1. I try to sleep at least 7 hours every night and it's just like Meroigo mentioned. Sometimes too much sleep isn't that good either. 2. I don't drink either. My friends think it's weird, but I'm happy I'm not the only one over here. 3. I don't get angry quite easily and I don't think I've been all that angry about games before. It's more frustration and losing confidence when I keep messing up early on or near my personal best. In the past I would just give up and try again when I messed up early on. But now I try to finish every game with the thought that it's useful practice. Maybe I should start getting angry instead of losing confidence when something just won't happen the way I want it. Look at where it got Amnesia! 4. This is clearly one of my biggest problems.
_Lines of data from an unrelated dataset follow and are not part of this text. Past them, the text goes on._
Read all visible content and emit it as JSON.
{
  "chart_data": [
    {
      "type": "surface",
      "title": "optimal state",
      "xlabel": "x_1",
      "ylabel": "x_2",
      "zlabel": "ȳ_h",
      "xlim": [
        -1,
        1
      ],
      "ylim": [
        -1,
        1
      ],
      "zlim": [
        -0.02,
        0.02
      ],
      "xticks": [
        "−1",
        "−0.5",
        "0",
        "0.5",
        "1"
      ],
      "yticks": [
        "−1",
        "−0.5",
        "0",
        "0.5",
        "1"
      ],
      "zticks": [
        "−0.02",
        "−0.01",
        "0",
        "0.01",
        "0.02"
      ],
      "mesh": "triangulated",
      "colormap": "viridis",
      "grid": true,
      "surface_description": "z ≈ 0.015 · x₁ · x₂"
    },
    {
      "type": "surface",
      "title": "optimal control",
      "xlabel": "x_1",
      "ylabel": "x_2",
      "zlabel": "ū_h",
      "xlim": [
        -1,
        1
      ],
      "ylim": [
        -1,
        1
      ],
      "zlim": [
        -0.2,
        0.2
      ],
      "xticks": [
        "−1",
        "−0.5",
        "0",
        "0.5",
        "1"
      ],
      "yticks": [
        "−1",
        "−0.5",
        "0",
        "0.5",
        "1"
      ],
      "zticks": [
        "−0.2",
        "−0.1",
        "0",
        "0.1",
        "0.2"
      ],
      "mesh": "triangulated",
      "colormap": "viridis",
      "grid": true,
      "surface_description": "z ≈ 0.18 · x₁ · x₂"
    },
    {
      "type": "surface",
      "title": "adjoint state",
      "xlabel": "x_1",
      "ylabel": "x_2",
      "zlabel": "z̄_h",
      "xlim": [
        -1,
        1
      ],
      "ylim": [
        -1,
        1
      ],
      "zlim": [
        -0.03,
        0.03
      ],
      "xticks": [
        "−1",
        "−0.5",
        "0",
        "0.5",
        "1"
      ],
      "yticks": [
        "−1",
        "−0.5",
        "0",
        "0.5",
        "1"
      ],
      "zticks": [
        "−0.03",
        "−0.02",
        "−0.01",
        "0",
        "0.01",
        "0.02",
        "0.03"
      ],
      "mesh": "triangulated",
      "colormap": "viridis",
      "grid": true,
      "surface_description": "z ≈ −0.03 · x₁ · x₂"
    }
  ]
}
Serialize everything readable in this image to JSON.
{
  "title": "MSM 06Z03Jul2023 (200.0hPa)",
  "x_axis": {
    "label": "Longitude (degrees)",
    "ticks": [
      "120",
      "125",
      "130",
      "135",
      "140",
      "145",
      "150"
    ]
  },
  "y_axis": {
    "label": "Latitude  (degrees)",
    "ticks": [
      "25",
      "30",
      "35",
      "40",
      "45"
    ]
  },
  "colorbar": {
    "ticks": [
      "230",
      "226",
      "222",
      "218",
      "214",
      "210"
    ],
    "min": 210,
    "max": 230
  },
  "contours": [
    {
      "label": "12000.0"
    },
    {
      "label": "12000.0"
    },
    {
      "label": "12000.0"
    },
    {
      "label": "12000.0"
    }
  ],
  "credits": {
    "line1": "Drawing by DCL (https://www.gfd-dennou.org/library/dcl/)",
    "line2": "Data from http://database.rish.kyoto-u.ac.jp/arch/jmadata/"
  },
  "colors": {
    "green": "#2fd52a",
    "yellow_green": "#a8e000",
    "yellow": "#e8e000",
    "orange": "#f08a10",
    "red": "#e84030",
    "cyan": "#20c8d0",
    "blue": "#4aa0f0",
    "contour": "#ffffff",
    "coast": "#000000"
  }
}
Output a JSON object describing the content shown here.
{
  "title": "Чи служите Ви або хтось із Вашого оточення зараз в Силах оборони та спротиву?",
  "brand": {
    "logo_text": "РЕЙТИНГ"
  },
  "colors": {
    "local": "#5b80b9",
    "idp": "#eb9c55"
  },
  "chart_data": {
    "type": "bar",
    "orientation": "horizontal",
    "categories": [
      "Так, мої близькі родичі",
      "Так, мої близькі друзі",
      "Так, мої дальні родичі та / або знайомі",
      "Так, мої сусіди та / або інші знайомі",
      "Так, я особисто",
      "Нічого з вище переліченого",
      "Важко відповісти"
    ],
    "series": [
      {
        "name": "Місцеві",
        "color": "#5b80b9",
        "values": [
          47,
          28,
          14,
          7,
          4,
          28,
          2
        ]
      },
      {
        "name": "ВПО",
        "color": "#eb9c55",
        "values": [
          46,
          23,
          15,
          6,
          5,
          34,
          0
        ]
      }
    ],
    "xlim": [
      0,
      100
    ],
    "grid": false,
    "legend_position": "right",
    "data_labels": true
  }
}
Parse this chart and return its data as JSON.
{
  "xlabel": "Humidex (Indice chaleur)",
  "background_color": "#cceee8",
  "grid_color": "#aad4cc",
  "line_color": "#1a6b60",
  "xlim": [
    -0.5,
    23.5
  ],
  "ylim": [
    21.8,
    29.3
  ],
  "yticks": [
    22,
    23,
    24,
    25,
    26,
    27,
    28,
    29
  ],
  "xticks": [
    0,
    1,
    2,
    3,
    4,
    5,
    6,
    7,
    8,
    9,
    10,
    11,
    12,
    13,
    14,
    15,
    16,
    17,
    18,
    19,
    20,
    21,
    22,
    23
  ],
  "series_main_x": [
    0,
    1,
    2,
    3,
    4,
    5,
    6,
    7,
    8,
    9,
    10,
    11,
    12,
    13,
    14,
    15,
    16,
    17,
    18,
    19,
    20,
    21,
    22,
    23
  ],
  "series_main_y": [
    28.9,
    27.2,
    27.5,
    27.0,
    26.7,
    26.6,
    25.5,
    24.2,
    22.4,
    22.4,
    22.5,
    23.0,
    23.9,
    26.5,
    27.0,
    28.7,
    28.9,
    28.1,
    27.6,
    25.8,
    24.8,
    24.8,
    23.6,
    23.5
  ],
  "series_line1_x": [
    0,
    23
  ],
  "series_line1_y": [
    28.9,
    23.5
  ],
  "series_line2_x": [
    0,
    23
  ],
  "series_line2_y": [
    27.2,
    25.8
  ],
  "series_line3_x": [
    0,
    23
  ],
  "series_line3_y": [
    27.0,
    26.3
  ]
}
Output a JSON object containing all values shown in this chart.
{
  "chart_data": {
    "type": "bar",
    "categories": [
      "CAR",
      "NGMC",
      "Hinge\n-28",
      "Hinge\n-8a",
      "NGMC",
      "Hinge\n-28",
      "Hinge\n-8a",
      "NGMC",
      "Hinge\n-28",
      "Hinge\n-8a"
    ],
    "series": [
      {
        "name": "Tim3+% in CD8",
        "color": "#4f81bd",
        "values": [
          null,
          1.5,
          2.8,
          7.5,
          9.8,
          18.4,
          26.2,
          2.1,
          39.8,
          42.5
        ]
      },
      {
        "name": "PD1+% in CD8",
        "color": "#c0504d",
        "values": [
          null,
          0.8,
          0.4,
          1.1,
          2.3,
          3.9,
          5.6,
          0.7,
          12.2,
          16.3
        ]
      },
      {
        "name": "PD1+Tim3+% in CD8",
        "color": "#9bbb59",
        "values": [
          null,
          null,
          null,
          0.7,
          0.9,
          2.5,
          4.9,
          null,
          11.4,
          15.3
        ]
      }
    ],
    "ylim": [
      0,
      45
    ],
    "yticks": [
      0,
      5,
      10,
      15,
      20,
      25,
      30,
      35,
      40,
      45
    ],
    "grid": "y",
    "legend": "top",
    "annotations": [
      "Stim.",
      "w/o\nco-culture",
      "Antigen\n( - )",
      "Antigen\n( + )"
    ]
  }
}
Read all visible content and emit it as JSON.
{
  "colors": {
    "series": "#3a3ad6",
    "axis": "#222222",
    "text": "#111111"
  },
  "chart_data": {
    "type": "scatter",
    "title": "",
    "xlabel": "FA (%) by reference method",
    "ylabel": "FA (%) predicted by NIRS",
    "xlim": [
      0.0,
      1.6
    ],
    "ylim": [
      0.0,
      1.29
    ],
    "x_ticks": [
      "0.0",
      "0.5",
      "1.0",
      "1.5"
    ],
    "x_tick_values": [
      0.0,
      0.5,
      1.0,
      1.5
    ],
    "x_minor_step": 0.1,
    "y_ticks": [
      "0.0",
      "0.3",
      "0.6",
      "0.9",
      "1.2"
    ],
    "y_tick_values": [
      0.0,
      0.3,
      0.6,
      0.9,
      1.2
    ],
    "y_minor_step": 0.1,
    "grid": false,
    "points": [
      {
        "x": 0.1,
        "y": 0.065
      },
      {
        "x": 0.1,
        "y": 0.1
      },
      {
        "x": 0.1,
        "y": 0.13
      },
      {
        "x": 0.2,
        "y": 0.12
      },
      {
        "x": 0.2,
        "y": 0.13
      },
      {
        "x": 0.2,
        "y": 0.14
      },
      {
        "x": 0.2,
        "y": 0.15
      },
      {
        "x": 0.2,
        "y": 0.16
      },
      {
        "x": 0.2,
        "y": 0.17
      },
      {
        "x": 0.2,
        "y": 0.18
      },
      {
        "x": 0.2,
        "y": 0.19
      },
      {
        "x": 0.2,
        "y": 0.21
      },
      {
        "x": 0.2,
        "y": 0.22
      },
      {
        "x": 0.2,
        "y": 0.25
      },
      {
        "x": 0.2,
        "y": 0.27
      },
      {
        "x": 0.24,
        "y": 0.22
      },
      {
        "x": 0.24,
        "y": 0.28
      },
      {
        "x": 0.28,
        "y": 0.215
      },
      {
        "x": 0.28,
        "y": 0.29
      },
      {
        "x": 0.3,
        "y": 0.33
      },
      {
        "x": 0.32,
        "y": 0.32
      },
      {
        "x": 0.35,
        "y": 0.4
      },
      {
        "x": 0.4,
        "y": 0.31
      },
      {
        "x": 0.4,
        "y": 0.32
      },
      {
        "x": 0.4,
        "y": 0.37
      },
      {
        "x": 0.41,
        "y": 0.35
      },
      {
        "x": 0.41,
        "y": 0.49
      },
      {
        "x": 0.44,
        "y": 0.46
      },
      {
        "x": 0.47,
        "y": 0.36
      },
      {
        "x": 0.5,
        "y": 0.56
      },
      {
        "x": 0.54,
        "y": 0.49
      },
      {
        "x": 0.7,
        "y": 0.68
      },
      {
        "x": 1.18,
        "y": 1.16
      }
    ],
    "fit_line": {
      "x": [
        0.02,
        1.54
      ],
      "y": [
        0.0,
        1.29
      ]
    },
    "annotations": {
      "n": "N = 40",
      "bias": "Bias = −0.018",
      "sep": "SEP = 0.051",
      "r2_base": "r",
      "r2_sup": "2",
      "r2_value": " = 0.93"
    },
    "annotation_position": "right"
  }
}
That's why for a while I've been playing without sound in some games and just trying to focuse entirely on the game. I have improved a bit but clearly not enough yet. At least I'm not shacking like hell anymore when I feel I'm nearing my personal best. What is very difficult at the moment is getting in that "trance" state where I feel one with the game. When I start thinking during play it hinders my game. Most of the time I start thinking about the rotation of tetrominoes which is not really surprising if you now how many times I tried to adapt to a new way of playing (new button mapping, changing hands, using different input methods etc.). Or when the ghost piece disappears I start playing more carefully in order not to make any misdrops. It's plain simply fear to mess up. But once the gravity goes up a bit I don't have the time to worry about misdrops anymore.
Death 500 is not the same as Shirase 300. They're both fast, but I know just from playing they're not the same. I can lock manually on one with mild success, on the other I'll make mistakes pretty often and die quickly. I actually find anger helps my performance. Maybe not when I'm just in a completely rubbish mood, but when I'm a little frustrated I find it helps me take a step back and refocus my concentration. Best Tetris is played though when I'm in some weird Zen zone mentally. I don't think about anything or even seem to focus my eyes on the playing field. I'm just staring almost blankly into the middle and my mind and hands are working instinctively without any concious effort.
This is usually how I practice. When I'm bored and need to kill time I just fire up texmaster or ndstgm and blankly stare at the screen while my hands instinctively press the buttons. The only time that I "wake up" from this state is when I've just done an awesome recovery or some cool move that I hadn't been able to properly pull off before. Other than that, if you put a camera to my face you probably wouldn't be able to tell from my expression that I'm playing one of the hardest games in the world . For me, new records come when I: - haven't taken my Tramadol (painkiller with adverse effects on reaction speed), and haven't had alcohol or pot - have mostly played rubbish games, and have motivation to "at least get to section xxx this session" - am not cranky for any reason at all (be it lack of sleep, or annoyance, or stress), cause else I'll blame the randomiser and/or input faults for every little thing (input faults don't apply for ndstgm, as it's the most responsive Tetris game i've ever played and even when cranky I don't have anything bad to say about it) Interestingly, whenever I play good games random phrases pop up into my head that have nothing to do with me, my thoughts, or my interests. It almost seems like telepathy of sorts. The annoying thing is whenever a really random one pops up, I start wondering why the hell I'm thinking about it, which messes with my concentration.